The latest round of the MPAA's takedown notices under the DMCA are now even more offensive to people. The "offending" information in question is such a small amount of data, and users of slashdot.org, digg.com and other places have posted the 32-digits en-masse as a way of protest. They have also posted it in forms other than 32 hex digits which is the most common way to exchange it among computer programmers: as decimal numbers, in binary ones-and-zeros, "encoded" in simple encoding schemes, in english-words ("..., eight, eight, oh, cee"), etc, etc, ad naseum.

Many people, it seems, are posting it as a "Fuck you" to the MPAA, and others are getting angered that sites like digg.com are removing stories and comments that include the content. In reaction, many Digg users are posting the key as much as possible, and many say they are leaving the site forever.

Jay Adelson, the CEO of Digg.com recently posted that:

Whether you agree or disagree with the policies of the intellectual property holders and consortiums, in order for Digg to survive, it must abide by the law.
- Jay Adelson, Digg the Blog
Digg.com users see this as flying in the face of Digg-founder Kevin Rose's former hacker ethos. (See The Broken.)

This bites right down to the bone on the question "can information be owned?" U.S. copyright law is designed to protect creators, and yet it seems ridiculous to claim to own a 32-digit number.

Slashdot user sabre86 wrote [sic]:
For what it's worth, this is utter crap, but it shows a severe weakness in copyright law. Anything that can be represented with data, anything at all, can be encoded/encrpyted on anything else, given an arbitrary coding mechanism. For instance, let us create "sabre86's stanard coding scheme": add 1 to any number. After encoding we have 09 F9 11 02 9D 74 E3 5B D8 41 56 C5 63 56 88 C1. Look, it's a different number! I guess it isn't a circumvention. Or is it?
Later, user Mr_Icon wrote:
Everything digital is as a number (hence the name "digital").

Circumvention software? A long number. PDFs with classified military information? Long numbers. Child porn? Long numbers. Having those illegal numbers on your hard drive will get you convicted.
The information that the MPAA wishes to protect is now out there on the Internet, and virtually ineradicable. Not to mention that some people are reporting that the MPAA is including the key itself in the DMCA takedown notice, inadvertently publishing the information they wish to keep secure.

Whether or not the MPAA succeeds in taking down the offending 32-digits from some websites, the cat is apparently out of the bag.

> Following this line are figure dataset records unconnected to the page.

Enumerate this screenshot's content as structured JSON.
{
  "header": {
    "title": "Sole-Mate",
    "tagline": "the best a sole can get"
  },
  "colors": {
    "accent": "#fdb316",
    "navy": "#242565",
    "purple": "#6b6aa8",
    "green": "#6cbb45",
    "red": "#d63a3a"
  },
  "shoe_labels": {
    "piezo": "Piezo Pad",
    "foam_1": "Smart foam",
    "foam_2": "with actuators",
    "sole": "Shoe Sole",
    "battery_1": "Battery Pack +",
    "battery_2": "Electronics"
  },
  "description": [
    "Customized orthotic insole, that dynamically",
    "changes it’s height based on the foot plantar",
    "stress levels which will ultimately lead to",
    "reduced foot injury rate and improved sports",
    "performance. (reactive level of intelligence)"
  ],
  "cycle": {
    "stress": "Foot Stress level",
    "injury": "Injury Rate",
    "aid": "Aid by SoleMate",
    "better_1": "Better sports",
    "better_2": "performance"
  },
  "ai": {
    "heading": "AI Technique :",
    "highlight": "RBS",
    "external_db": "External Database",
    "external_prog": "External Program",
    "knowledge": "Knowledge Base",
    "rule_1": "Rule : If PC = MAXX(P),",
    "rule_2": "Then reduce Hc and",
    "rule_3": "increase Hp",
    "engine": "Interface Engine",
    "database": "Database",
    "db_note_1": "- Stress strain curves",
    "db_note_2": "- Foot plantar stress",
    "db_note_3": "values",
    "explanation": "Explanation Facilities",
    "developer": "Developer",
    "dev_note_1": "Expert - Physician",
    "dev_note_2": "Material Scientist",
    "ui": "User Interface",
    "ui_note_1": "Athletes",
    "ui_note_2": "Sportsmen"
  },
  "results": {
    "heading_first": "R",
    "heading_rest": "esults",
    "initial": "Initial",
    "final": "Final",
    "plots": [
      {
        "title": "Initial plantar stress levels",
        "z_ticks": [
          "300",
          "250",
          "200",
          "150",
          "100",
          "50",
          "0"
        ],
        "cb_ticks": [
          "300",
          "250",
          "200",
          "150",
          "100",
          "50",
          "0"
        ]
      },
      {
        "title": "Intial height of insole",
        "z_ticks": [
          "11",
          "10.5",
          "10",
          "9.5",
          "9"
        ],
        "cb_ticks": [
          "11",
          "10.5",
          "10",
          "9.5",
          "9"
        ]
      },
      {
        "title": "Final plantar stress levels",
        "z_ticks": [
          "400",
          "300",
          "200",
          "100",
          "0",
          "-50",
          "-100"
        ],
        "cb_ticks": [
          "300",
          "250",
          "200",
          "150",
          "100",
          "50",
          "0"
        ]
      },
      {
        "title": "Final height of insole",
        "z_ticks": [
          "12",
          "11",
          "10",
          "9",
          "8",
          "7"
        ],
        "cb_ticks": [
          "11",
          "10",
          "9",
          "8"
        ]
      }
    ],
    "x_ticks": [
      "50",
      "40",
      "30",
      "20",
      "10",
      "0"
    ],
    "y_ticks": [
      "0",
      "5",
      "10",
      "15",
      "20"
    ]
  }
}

Are they going to send a takedown notice to someone for posting a song on youtube?

See:



Update:

digg.com has apparently been overwhelmed by stories linking to and including the key in question. And now (11pm pst) is offline:


Update 2 (12:30AMpst):

Digg.com is back up, and Kevin Rose has apparently reversed the digg.com stance on the MPAA's DMCA takedown notice:

But now, after seeing hundreds of stories and reading thousands of comments, you’ve made it clear. You’d rather see Digg go down fighting than bow down to a bigger company. We hear you, and effective immediately we won’t delete stories or comments containing the code and will deal with whatever the consequences might be.

If we lose, then what the hell, at least we died trying.